< Aktualisiertes Ju-Jutsu Prüfungsprogramm 2024 im Fokus: Schleswig-Holsteinischer Ju-Jutsu Verband veranstaltete Trainer- und Prüferlizenzfortbildung
16.10.2023 19:20 Alter: 216 days
Kategorie: Schleswig-Holstein Schleswig-Holstein

Bundeslehrgang der AG SV: Selbstverteidigungsexperten teilen wertvolles Wissen


Am vergangenen Samstag öffnete der Lübecker Judoclub e.V. seine Türen, um Ju-Jutsu-Begeisterten die Gelegenheit zu bieten, in Sachen Selbstverteidigung dazuzulernen. Der Bundeslehrgang versprach einen Tag voller spannender Einblicke in die effektive Selbstverteidigung. Unter der fachkundigen Anleitung der Referenten Steve Roßberg und Holger Neumann, die beruflich im Strafvollzug tätig sind und somit wertvolle Einblicke in Stresssituationen und Konfliktbewältigung bieten konnten, standen Deeskalation, Grundtechniken und die Anwendung in kleinen Szenarien im Mittelpunkt des Geschehens.

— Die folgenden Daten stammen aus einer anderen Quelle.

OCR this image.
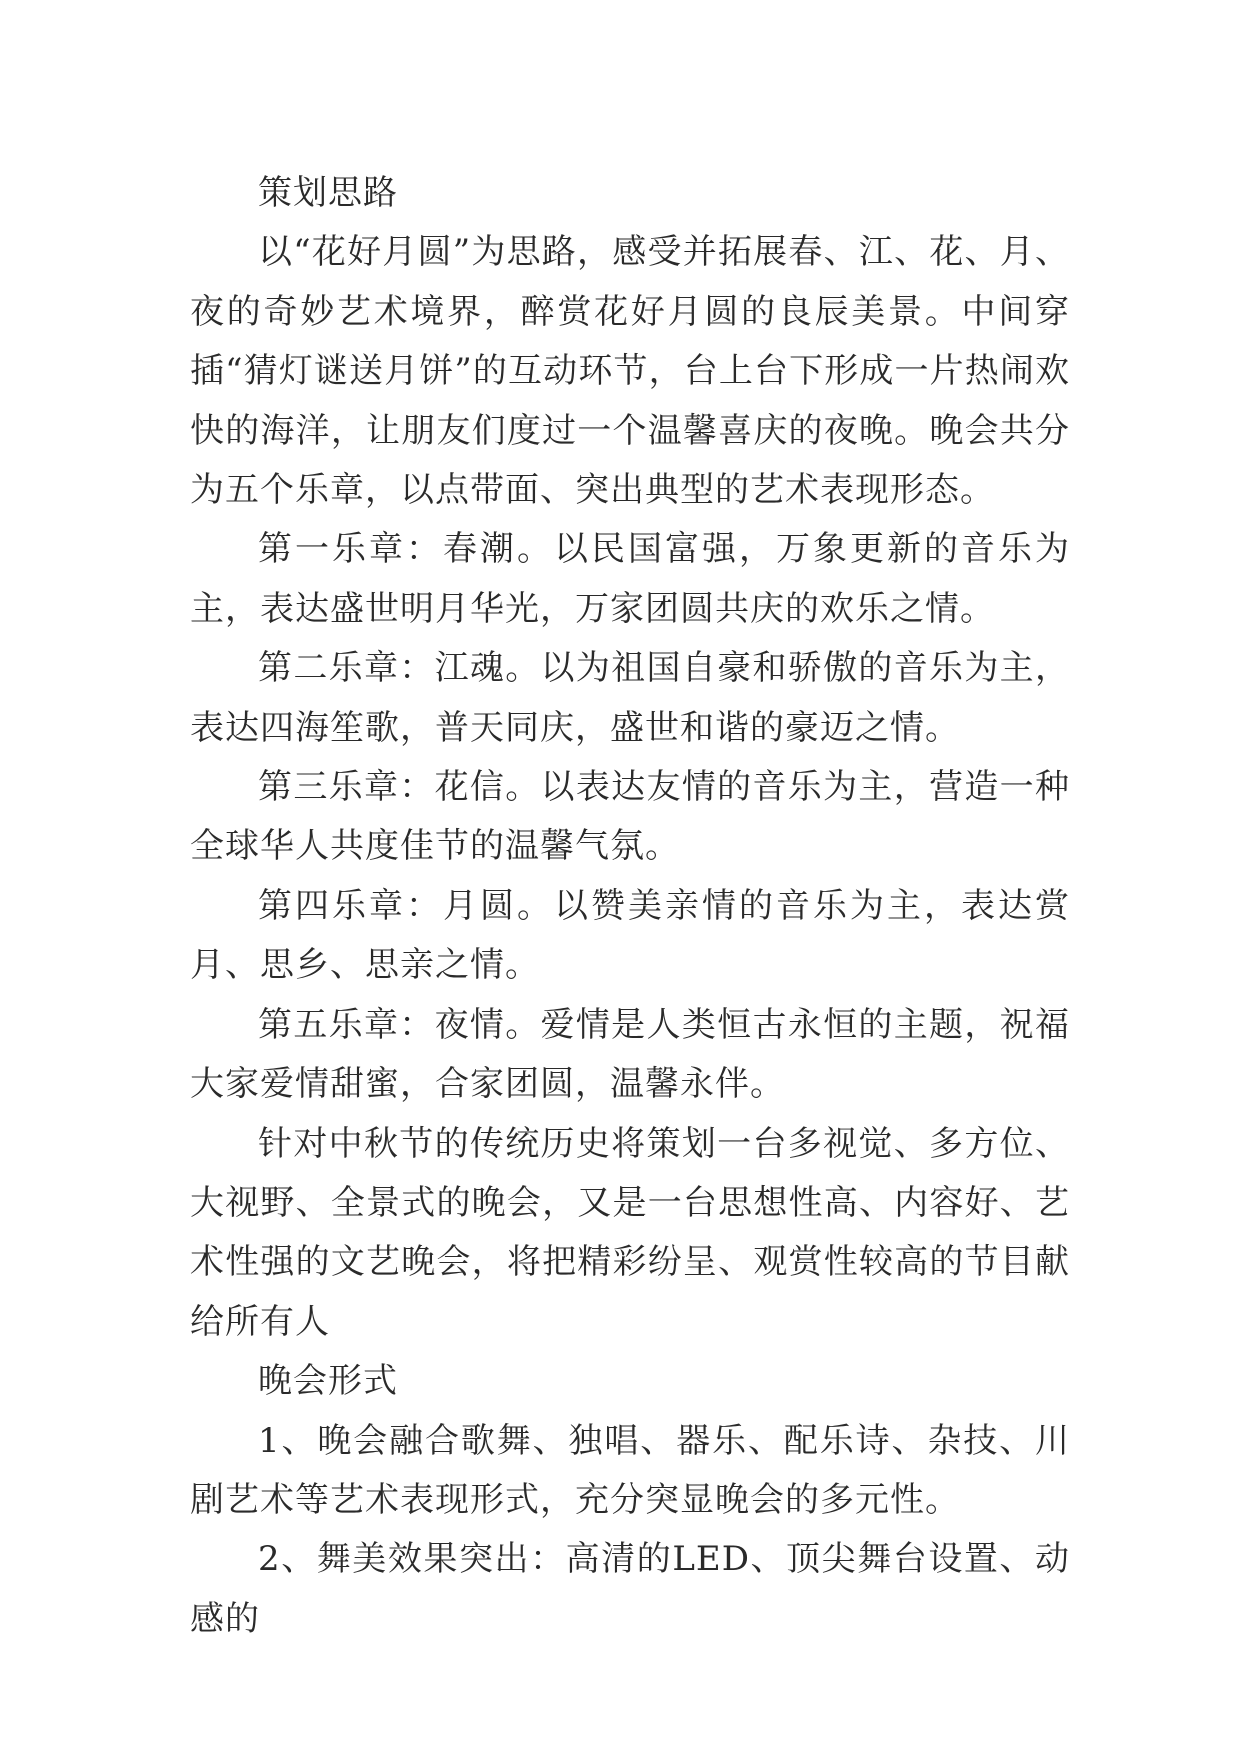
策划思路

以“花好月圆”为思路，感受并拓展春、江、花、月、夜的奇妙艺术境界，醉赏花好月圆的良辰美景。中间穿插“猜灯谜送月饼”的互动环节，台上台下形成一片热闹欢快的海洋，让朋友们度过一个温馨喜庆的夜晚。晚会共分为五个乐章，以点带面、突出典型的艺术表现形态。

第一乐章：春潮。以民国富强，万象更新的音乐为主，表达盛世明月华光，万家团圆共庆的欢乐之情。

第二乐章：江魂。以为祖国自豪和骄傲的音乐为主，表达四海笙歌，普天同庆，盛世和谐的豪迈之情。

第三乐章：花信。以表达友情的音乐为主，营造一种全球华人共度佳节的温馨气氛。

第四乐章：月圆。以赞美亲情的音乐为主，表达赏月、思乡、思亲之情。

第五乐章：夜情。爱情是人类恒古永恒的主题，祝福大家爱情甜蜜，合家团圆，温馨永伴。

针对中秋节的传统历史将策划一台多视觉、多方位、大视野、全景式的晚会，又是一台思想性高、内容好、艺术性强的文艺晚会，将把精彩纷呈、观赏性较高的节目献给所有人

晚会形式

1、晚会融合歌舞、独唱、器乐、配乐诗、杂技、川剧艺术等艺术表现形式，充分突显晚会的多元性。

2、舞美效果突出：高清的LED、顶尖舞台设置、动感的
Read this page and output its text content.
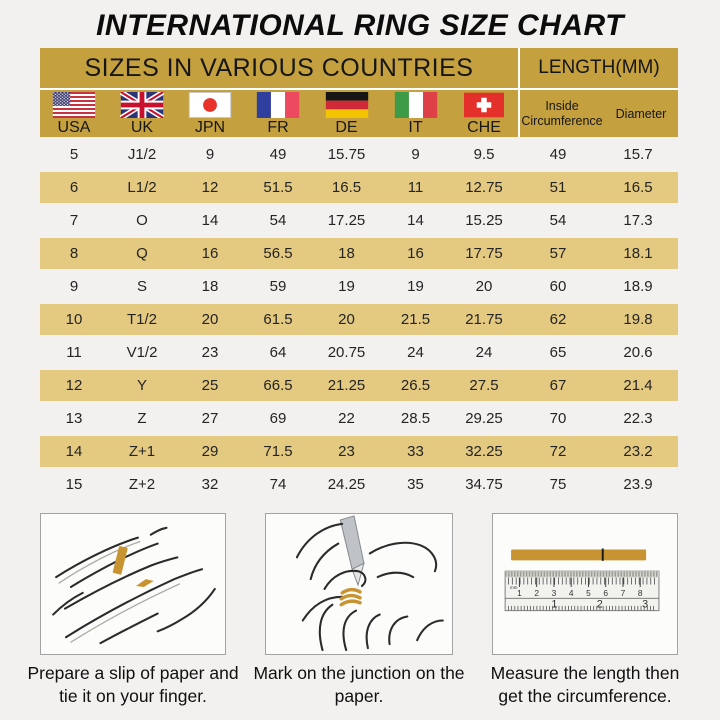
INTERNATIONAL RING SIZE CHART
SIZES IN VARIOUS COUNTRIES	LENGTH(MM)
USA	UK	JPN	FR	DE	IT	CHE
Inside Circumference	Diameter
5	J1/2	9	49	15.75	9	9.5	49	15.7
6	L1/2	12	51.5	16.5	11	12.75	51	16.5
7	O	14	54	17.25	14	15.25	54	17.3
8	Q	16	56.5	18	16	17.75	57	18.1
9	S	18	59	19	19	20	60	18.9
10	T1/2	20	61.5	20	21.5	21.75	62	19.8
11	V1/2	23	64	20.75	24	24	65	20.6
12	Y	25	66.5	21.25	26.5	27.5	67	21.4
13	Z	27	69	22	28.5	29.25	70	22.3
14	Z+1	29	71.5	23	33	32.25	72	23.2
15	Z+2	32	74	24.25	35	34.75	75	23.9
Prepare a slip of paper and tie it on your finger.
Mark on the junction on the paper.
1 2 3 4 5 6 7 8
mm
1	2	3
Measure the length then get the circumference.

Die Frage, warum man sich in der Arbeitsgemeinschaft Selbstverteidigung fortbilden sollte, ist durchaus berechtigt. Schließlich trainieren viele von uns regelmäßig Ju-Jutsu und verfügen über die notwendigen Techniken, um sich in einer brenzligen Situation zu behaupten. Doch die Realität unterscheidet sich oft stark von der Trainingsmatte. In einer stressigen und gefährlichen Situation können nicht alle erlernten Fähigkeiten abgerufen werden. Dies hat mehrere Gründe. Zum einen liegt es daran, dass die Techniken nicht ausreichend oft geübt wurden, um sie im Schlaf beherrschen zu können. Automatisierung ist ein entscheidender Faktor in der Selbstverteidigung. Zum anderen ist in stressigen Situationen unser Denken eingeschränkt, und die Anwendung von Techniken wird erschwert. Daher ist es wichtig, ein Repertoire an Grundtechniken zu haben, auf das man in solchen Momenten zurückgreifen kann. Diese sollten praktikabel und unter Stress umsetzbar sein.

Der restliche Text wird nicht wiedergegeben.